In November 2006, Red Gate purchased SQLServerCentral. In the two and half years since then, we’ve invested several hundred thousand dollars in the site, quadrupled its traffic and continued, with Steve Jones, the great work that Steve and the other original founders – Andy Warren and Brian Knight – started. Everybody – Red Gate, SQLServerCentral users current and future, and the original founders – was a winner.

Over the past decade we’ve purchased a number of technologies from third parties and brought them into the Red Gate fold: SQL Server Central, Lutz Roeder’s Reflector, PromptSQL (now SQL Prompt), pInvoke.net and Mini SQL Backup (now SQL Backup). In all cases, we’ve tried to do the same thing: introduce the products to a wider audience, and help them fulfil their potential beyond the means or ambition of their original creators.

We’d like to do this some more, and now seems like a good time. So we’re going to run a competition.

We’re setting aside a million dollars to purchase third party technologies. We might buy a single thing for a million dollars, or ten for a hundred thousand, or any other variation. We might decide to spend more, or less, but a million dollars is our target.

Interested? Here’s what we’re looking for:

  • You’ve got to have a product. We’re not interested in prototypes. You must have customers. Happy customers, who – ideally – are happy to give you money for what you’ve built.
  • If you’re giving away, not selling, your product then we’re looking for high numbers (10,000+) of users.
  • It’s got to be software aimed at software developers or sysadmins. We specialise in Microsoft platforms, but will consider others too.
  • The product might be a desktop app or a web-based app. We don’t mind.
  • if you’re selling your product then it must have at least a 10% conversion rate. In other words, if ten people download it, or trial it, then, on average, one person should buy it. For us, this is a sign that you’ve got a product that works. We don’t care how many customers you’ve got – the fewer the better, in fact. It’s the ratio of trials to purchases that counts. If you’re not charging for it then we’ll look for a sign that a significant proportion of your users are actually using it regularly.
  • Now is a good time for you to sell. Maybe you’re struggling with marketing your product, or maybe you’re worried about the recession we’re in. Or maybe you just need the cash, or are bored.

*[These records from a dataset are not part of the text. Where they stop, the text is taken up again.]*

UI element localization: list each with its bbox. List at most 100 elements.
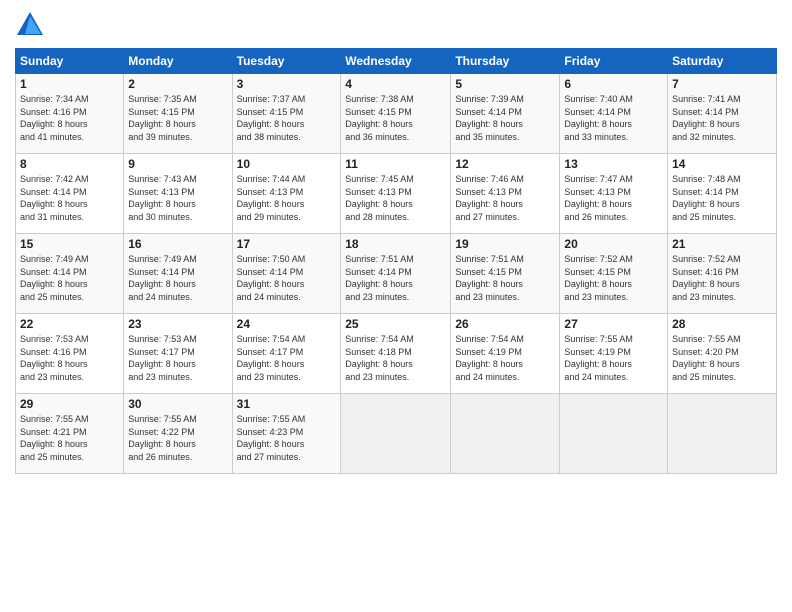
- calendar-cell: 13 Sunrise: 7:47 AMSunset: 4:13 PMDayligh…: [560, 154, 668, 234]
- day-number: 17: [237, 237, 337, 251]
- day-number: 13: [564, 157, 663, 171]
- calendar-cell: 31 Sunrise: 7:55 AMSunset: 4:23 PMDayligh…: [232, 394, 341, 474]
- calendar-header-row: SundayMondayTuesdayWednesdayThursdayFrid…: [16, 49, 777, 74]
- day-number: 3: [237, 77, 337, 91]
- calendar-cell: 22Sunrise: 7:53 AMSunset: 4:16 PMDayligh…: [16, 314, 124, 394]
- day-number: 21: [672, 237, 772, 251]
- day-info: Sunrise: 7:39 AMSunset: 4:14 PMDaylight:…: [455, 93, 555, 143]
- day-number: 4: [345, 77, 446, 91]
- day-header-monday: Monday: [124, 49, 232, 74]
- day-number: 16: [128, 237, 227, 251]
- day-info: Sunrise: 7:49 AMSunset: 4:14 PMDaylight:…: [128, 253, 227, 303]
- day-info: Sunrise: 7:48 AMSunset: 4:14 PMDaylight:…: [672, 173, 772, 223]
- calendar-cell: [341, 394, 451, 474]
- day-info: Sunrise: 7:55 AMSunset: 4:23 PMDaylight:…: [237, 413, 337, 463]
- calendar-cell: 14 Sunrise: 7:48 AMSunset: 4:14 PMDayligh…: [668, 154, 777, 234]
- calendar-cell: 5 Sunrise: 7:39 AMSunset: 4:14 PMDaylight…: [451, 74, 560, 154]
- calendar-cell: 6 Sunrise: 7:40 AMSunset: 4:14 PMDaylight…: [560, 74, 668, 154]
- calendar-cell: 11Sunrise: 7:45 AMSunset: 4:13 PMDayligh…: [341, 154, 451, 234]
- calendar-cell: 18Sunrise: 7:51 AMSunset: 4:14 PMDayligh…: [341, 234, 451, 314]
- day-info: Sunrise: 7:43 AMSunset: 4:13 PMDaylight:…: [128, 173, 227, 223]
- day-info: Sunrise: 7:38 AMSunset: 4:15 PMDaylight:…: [345, 93, 446, 143]
- day-info: Sunrise: 7:52 AMSunset: 4:16 PMDaylight:…: [672, 253, 772, 303]
- day-number: 23: [128, 317, 227, 331]
- day-info: Sunrise: 7:37 AMSunset: 4:15 PMDaylight:…: [237, 93, 337, 143]
- day-info: Sunrise: 7:34 AMSunset: 4:16 PMDaylight:…: [20, 93, 119, 143]
- day-number: 22: [20, 317, 119, 331]
- calendar-cell: 20Sunrise: 7:52 AMSunset: 4:15 PMDayligh…: [560, 234, 668, 314]
- day-info: Sunrise: 7:35 AMSunset: 4:15 PMDaylight:…: [128, 93, 227, 143]
- day-info: Sunrise: 7:47 AMSunset: 4:13 PMDaylight:…: [564, 173, 663, 223]
- day-number: 6: [564, 77, 663, 91]
- calendar-cell: 4 Sunrise: 7:38 AMSunset: 4:15 PMDaylight…: [341, 74, 451, 154]
- calendar-cell: 30 Sunrise: 7:55 AMSunset: 4:22 PMDayligh…: [124, 394, 232, 474]
- calendar-cell: 29Sunrise: 7:55 AMSunset: 4:21 PMDayligh…: [16, 394, 124, 474]
- day-info: Sunrise: 7:54 AMSunset: 4:19 PMDaylight:…: [455, 333, 555, 383]
- calendar-cell: 24Sunrise: 7:54 AMSunset: 4:17 PMDayligh…: [232, 314, 341, 394]
- calendar-week-3: 15 Sunrise: 7:49 AMSunset: 4:14 PMDayligh…: [16, 234, 777, 314]
- day-info: Sunrise: 7:40 AMSunset: 4:14 PMDaylight:…: [564, 93, 663, 143]
- day-number: 8: [20, 157, 119, 171]
- day-info: Sunrise: 7:55 AMSunset: 4:22 PMDaylight:…: [128, 413, 227, 463]
- calendar-cell: 28Sunrise: 7:55 AMSunset: 4:20 PMDayligh…: [668, 314, 777, 394]
- calendar-cell: 26 Sunrise: 7:54 AMSunset: 4:19 PMDayligh…: [451, 314, 560, 394]
- day-info: Sunrise: 7:41 AMSunset: 4:14 PMDaylight:…: [672, 93, 772, 143]
- calendar-cell: 15 Sunrise: 7:49 AMSunset: 4:14 PMDayligh…: [16, 234, 124, 314]
- calendar-cell: 9 Sunrise: 7:43 AMSunset: 4:13 PMDaylight…: [124, 154, 232, 234]
- calendar-cell: 23 Sunrise: 7:53 AMSunset: 4:17 PMDayligh…: [124, 314, 232, 394]
- calendar-cell: 8 Sunrise: 7:42 AMSunset: 4:14 PMDaylight…: [16, 154, 124, 234]
- day-number: 14: [672, 157, 772, 171]
- calendar-week-5: 29Sunrise: 7:55 AMSunset: 4:21 PMDayligh…: [16, 394, 777, 474]
- calendar-week-1: 1Sunrise: 7:34 AMSunset: 4:16 PMDaylight…: [16, 74, 777, 154]
- day-number: 15: [20, 237, 119, 251]
- calendar-cell: 10 Sunrise: 7:44 AMSunset: 4:13 PMDayligh…: [232, 154, 341, 234]
- calendar-week-4: 22Sunrise: 7:53 AMSunset: 4:16 PMDayligh…: [16, 314, 777, 394]
- day-number: 9: [128, 157, 227, 171]
- header: [15, 10, 777, 40]
- calendar-cell: 25Sunrise: 7:54 AMSunset: 4:18 PMDayligh…: [341, 314, 451, 394]
- day-info: Sunrise: 7:51 AMSunset: 4:14 PMDaylight:…: [345, 253, 446, 303]
- day-info: Sunrise: 7:46 AMSunset: 4:13 PMDaylight:…: [455, 173, 555, 223]
- day-number: 28: [672, 317, 772, 331]
- day-number: 5: [455, 77, 555, 91]
- day-info: Sunrise: 7:51 AMSunset: 4:15 PMDaylight:…: [455, 253, 555, 303]
- calendar-cell: 1Sunrise: 7:34 AMSunset: 4:16 PMDaylight…: [16, 74, 124, 154]
- calendar-body: 1Sunrise: 7:34 AMSunset: 4:16 PMDaylight…: [16, 74, 777, 474]
- calendar-cell: 2Sunrise: 7:35 AMSunset: 4:15 PMDaylight…: [124, 74, 232, 154]
- day-header-thursday: Thursday: [451, 49, 560, 74]
- calendar-cell: 3 Sunrise: 7:37 AMSunset: 4:15 PMDaylight…: [232, 74, 341, 154]
- calendar-cell: 19 Sunrise: 7:51 AMSunset: 4:15 PMDayligh…: [451, 234, 560, 314]
- calendar-cell: [451, 394, 560, 474]
- day-info: Sunrise: 7:53 AMSunset: 4:17 PMDaylight:…: [128, 333, 227, 383]
- calendar-table: SundayMondayTuesdayWednesdayThursdayFrid…: [15, 48, 777, 474]
- day-number: 30: [128, 397, 227, 411]
- day-header-sunday: Sunday: [16, 49, 124, 74]
- day-number: 31: [237, 397, 337, 411]
- calendar-cell: 27 Sunrise: 7:55 AMSunset: 4:19 PMDayligh…: [560, 314, 668, 394]
- day-info: Sunrise: 7:50 AMSunset: 4:14 PMDaylight:…: [237, 253, 337, 303]
- day-number: 7: [672, 77, 772, 91]
- day-info: Sunrise: 7:45 AMSunset: 4:13 PMDaylight:…: [345, 173, 446, 223]
- day-number: 10: [237, 157, 337, 171]
- day-number: 29: [20, 397, 119, 411]
- calendar-cell: [668, 394, 777, 474]
- day-header-saturday: Saturday: [668, 49, 777, 74]
- day-header-tuesday: Tuesday: [232, 49, 341, 74]
- calendar-cell: 7 Sunrise: 7:41 AMSunset: 4:14 PMDaylight…: [668, 74, 777, 154]
- day-info: Sunrise: 7:44 AMSunset: 4:13 PMDaylight:…: [237, 173, 337, 223]
- day-header-wednesday: Wednesday: [341, 49, 451, 74]
- day-number: 20: [564, 237, 663, 251]
- calendar-cell: [560, 394, 668, 474]
- day-number: 27: [564, 317, 663, 331]
- day-number: 19: [455, 237, 555, 251]
- day-number: 25: [345, 317, 446, 331]
- day-info: Sunrise: 7:55 AMSunset: 4:19 PMDaylight:…: [564, 333, 663, 383]
- logo-icon: [15, 10, 45, 40]
- day-number: 26: [455, 317, 555, 331]
- calendar-cell: 17 Sunrise: 7:50 AMSunset: 4:14 PMDayligh…: [232, 234, 341, 314]
- day-info: Sunrise: 7:49 AMSunset: 4:14 PMDaylight:…: [20, 253, 119, 303]
- calendar-cell: 21 Sunrise: 7:52 AMSunset: 4:16 PMDayligh…: [668, 234, 777, 314]
- day-header-friday: Friday: [560, 49, 668, 74]
- calendar-cell: 12Sunrise: 7:46 AMSunset: 4:13 PMDayligh…: [451, 154, 560, 234]
- day-info: Sunrise: 7:42 AMSunset: 4:14 PMDaylight:…: [20, 173, 119, 223]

If you’re interested, here’s what you have to do:

The closing dates for entries is May 31st 2009.

Here are some questions you might have:

Will Red Gate invest in my company?

No. We’re interested either in buying your company, or buying the product you’ve built. We won’t take a stake in your business.

Why should I sell?

You might have a number of reasons. The emotional ones might involve fear, boredom and excitement. Maybe you’ve taken the product as far as you can, or want, to and would like somebody else to continue to make it succeed.

Rationally, if your product is worth more to somebody else than to you, then it’s economically sensible to sell. Say you’re making $10,000 a month profit with your product. That’s a decent salary. It means that, over your product’s lifetime, it might generate you $300,000 – $400,000 profit, but with a high risk (since competitive products might emerge, you might fail, and so on). If somebody offers you $400,001 with no risk, tomorrow, then you should sell.

Why should I sell to Red Gate?

We’ve got a track record of buying products and, frankly, not screwing up.

Who is Red Gate?

Here’s Red Gate’s web site

What’s the process?

Send me an e-mail at neil.davidson@red-gate.com explaining what your product is and why it fits what we’re looking for. The closing date for entries is May 31st 2009. We’ll get back to you shortly after, either to let you know we’re not interested or to ask for more information. At some point, we’ll meet up with you, make a yes or no decision, and sort out the details. It will probably take a month or two to go through the process.

Will you sign an NDA?

Not at this stage. If we decide to take things further, and start asking for sensitive information, then we might do.

Will I be able to carry on working on my product?

Maybe, maybe not. It depends a lot on you – why you’re selling, and what you want to do long term. Sometimes we’ve bought technologies and people have carried on working on them, but sometimes they prefer not to.

Why is Red Gate doing this?

We’re always looking for new ideas. We get e-mailed them occasionally, and stumble across them sometimes, but we figured it’s better to be systematic. If buying technologies is a good thing to do, then let’s do it well.